When I wrote my first Inspector Rebus novel, I was supposed to be studying towards a PhD in the novels of Muriel Spark. This incredibly slim, satisfying, and surreal slice of modern gothic is my favorite of hers. Lise is a woman from northern Europe, who decides on a holiday in the south. We first meet her as the assistant in a boutique tries (without success) to sell her a non-stain dress. Lise, it transpires, is a “victim” looking for someone to end her life. She wants the fleeting fame that comes with a shocking murder. On her travels, she hopes she will meet the right man. But is she then the victim, or is she in the driving seat? The clever, subversive Spark takes the reader down a gentle but inevitable slope towards hell. Is our fate pre-ordained? How much free will do we have? Like Graham Greene before her, Spark, a convert to Catholicism, wants her readers to ponder the big questions.

The Name of the Rose
By Umberto Eco

Eco’s brilliant deconstruction of the traditional crime novel wasn’t actually published in English until 1983 (in a superb translation by William Weaver), but literature students knew it was coming. Some us wondered if the literary theorist’s first novel might turn out to be a bit dry, a bit too serious. We shouldn’t have worried. The Name of the Rose is a playful homage to Conan Doyle, Edgar Allan Poe, Agatha Christie and many others. It also manages to be an engrossing mystery in its own right and a fascinating historical re-enactment. The action takes place in a Benedictine monastery in northern Italy. The year is 1327 and a Franciscan friar by the name of William of Baskerville arrives with a young novice called Adso.

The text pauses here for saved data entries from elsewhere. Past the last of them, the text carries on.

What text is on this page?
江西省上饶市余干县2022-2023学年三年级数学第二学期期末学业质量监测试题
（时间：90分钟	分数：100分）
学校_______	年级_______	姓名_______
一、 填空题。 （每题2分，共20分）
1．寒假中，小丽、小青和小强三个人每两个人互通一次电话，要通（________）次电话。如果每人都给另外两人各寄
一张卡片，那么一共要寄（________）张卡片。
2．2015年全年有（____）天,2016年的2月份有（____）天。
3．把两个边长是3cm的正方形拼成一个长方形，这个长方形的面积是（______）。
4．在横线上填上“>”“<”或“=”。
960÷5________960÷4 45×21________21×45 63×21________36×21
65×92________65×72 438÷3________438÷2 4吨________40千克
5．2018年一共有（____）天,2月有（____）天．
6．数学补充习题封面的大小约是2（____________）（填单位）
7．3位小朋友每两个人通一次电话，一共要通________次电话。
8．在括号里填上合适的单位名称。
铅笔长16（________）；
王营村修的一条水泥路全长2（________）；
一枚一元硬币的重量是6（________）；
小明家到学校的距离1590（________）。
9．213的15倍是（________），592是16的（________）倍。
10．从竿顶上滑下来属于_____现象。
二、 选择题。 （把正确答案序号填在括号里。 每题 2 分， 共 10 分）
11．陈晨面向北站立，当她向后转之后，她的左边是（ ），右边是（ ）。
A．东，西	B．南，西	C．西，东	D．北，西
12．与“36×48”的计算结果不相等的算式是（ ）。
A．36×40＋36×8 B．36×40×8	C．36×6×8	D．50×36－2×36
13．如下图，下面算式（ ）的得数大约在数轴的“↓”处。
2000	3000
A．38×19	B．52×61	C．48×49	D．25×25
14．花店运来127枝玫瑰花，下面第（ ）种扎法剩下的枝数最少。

They are there for spirited debate, but a series of gruesome murders takes place and William must use his intellect, learning and intuition in order to solve the crime.

Live Flesh
By Ruth Rendell

In truth, I could have chosen any one of Ruth Rendell’s many novels, but this was the first I read. I had just left university and moved to London with the mad scheme of becoming a full-time novelist. Rendell remains the crime writer’s crime writer, never content merely to hoodwink the reader with red herrings. Often she dispenses with the “whodunit” element early on, because her real interest is in human motive and the aspects of society which make criminal behaviour possible (and sometimes inevitable). Live Flesh concerns an ex-con whose life seems to have been a series of accidents and wrong turns. Can he exert any control at all over events, or is each step of his journey pre-determined? It is a question many of the other writers in this list have wrestled with. The best crime writers have always explored not only our deepest natures but the nature of society itself. I think that’s why so many of us keep reading crime fiction.